If your invoice-finance provider is settling the bill straight away, it is not a problem for you to give your customer longer to pay its invoices – 90 days or more, say. Also, invoice finance is flexible. You will be able to borrow more as your business grows, simply because you will have a larger stock of invoices to borrow against.

This type of finance automatically scales up or down in line with the size of your business; by contrast, bank loans and overdrafts are typically fixed in size.

In addition, businesses generally do not find invoice finance difficult to secure, as long as they are working with reliable customers. Nor do you have to put up security against the loan, whether the company’s assets or a personal guarantee. The value of the invoice provides the lender with the collateral it needs to protect itself.

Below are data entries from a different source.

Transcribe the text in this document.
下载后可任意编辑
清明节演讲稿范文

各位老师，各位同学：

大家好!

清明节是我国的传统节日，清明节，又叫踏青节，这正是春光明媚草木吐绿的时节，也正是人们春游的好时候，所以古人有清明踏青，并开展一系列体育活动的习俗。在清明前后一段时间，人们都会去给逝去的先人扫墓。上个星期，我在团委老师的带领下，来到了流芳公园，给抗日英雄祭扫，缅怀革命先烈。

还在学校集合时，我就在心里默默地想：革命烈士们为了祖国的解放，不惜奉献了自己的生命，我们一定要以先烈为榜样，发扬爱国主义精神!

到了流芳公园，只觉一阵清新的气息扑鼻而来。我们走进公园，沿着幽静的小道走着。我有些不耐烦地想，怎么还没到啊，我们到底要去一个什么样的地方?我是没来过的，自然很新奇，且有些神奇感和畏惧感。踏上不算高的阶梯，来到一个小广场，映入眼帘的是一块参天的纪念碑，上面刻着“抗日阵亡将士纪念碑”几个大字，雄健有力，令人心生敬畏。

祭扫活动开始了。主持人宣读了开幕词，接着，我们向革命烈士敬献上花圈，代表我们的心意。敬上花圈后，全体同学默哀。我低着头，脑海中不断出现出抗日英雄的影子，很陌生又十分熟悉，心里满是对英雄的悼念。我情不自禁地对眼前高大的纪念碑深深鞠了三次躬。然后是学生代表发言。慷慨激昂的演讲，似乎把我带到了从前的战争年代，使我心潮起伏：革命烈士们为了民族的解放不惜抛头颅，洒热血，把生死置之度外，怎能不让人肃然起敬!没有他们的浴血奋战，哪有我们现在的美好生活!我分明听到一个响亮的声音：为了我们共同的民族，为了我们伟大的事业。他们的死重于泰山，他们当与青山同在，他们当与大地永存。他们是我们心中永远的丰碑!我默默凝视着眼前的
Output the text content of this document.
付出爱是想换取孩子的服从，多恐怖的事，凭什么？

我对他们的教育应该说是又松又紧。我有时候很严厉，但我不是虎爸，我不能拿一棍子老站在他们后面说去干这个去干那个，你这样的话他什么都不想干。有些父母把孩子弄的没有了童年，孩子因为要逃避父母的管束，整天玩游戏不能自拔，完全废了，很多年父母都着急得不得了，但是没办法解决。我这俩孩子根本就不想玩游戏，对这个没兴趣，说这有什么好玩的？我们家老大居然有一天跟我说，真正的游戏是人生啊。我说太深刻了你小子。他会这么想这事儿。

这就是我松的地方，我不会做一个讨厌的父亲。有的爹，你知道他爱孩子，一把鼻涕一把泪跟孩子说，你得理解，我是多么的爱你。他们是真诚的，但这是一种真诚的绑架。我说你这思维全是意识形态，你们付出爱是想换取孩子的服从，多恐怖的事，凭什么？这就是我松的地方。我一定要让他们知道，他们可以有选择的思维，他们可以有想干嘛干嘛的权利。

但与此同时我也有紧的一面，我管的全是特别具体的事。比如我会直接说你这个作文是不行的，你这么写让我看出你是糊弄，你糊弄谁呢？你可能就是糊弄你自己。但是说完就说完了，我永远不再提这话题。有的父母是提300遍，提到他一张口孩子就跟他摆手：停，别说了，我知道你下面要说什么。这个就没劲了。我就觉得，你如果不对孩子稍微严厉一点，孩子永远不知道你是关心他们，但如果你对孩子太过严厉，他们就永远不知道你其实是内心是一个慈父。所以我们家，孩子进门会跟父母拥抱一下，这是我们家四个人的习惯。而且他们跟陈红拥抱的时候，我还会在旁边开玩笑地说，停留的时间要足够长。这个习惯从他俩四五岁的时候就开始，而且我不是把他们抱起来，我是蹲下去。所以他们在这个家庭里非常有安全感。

For all these reasons, invoice finance has steadily increased in popularity over the past decade, particularly as more businesses have become familiar with the way it works. One recent survey suggested that one in four businesses with a turnover of between £1m and £500m a year had used invoice finance.

However, there are some potential downsides to consider before taking the plunge. One problem is that not all businesses can make use of invoice finance. It works well for businesses that sell products and services to other businesses, whose creditworthiness lenders can easily assess. But it is not usually available to firms that serve consumers. Also, bear in mind that invoice finance solves one specific type of funding issue; it works well if your business is having problems with cash flow, but is not so appropriate for other purposes. If you are looking to raise a chunk of capital to fund an investment, for example, invoice finance may not be suitable.

Some companies also worry about reputational damage. They fear customers may be wary of firms that appear to need to raise money this way. Invoice-financing arrangements do not always have to be disclosed to customers – and as this form of funding increases in use, customers are less likely to worry about it – but for some, this remains a concern. If so, avoid factoring, a type of invoice finance where the lender takes on responsibility for chasing the invoice from your customer.

Cost is the other issue to consider carefully. Invoice finance can be more expensive than other types of borrowing. You can typically secure up to 95% of the value of your invoice when passing it on to an invoice-finance provider, but you are still giving up a chunk of the value of the work you have done in order to receive an early payment. It is therefore important to shop around carefully for the best deal for your business, which will vary depending on its specific circumstances.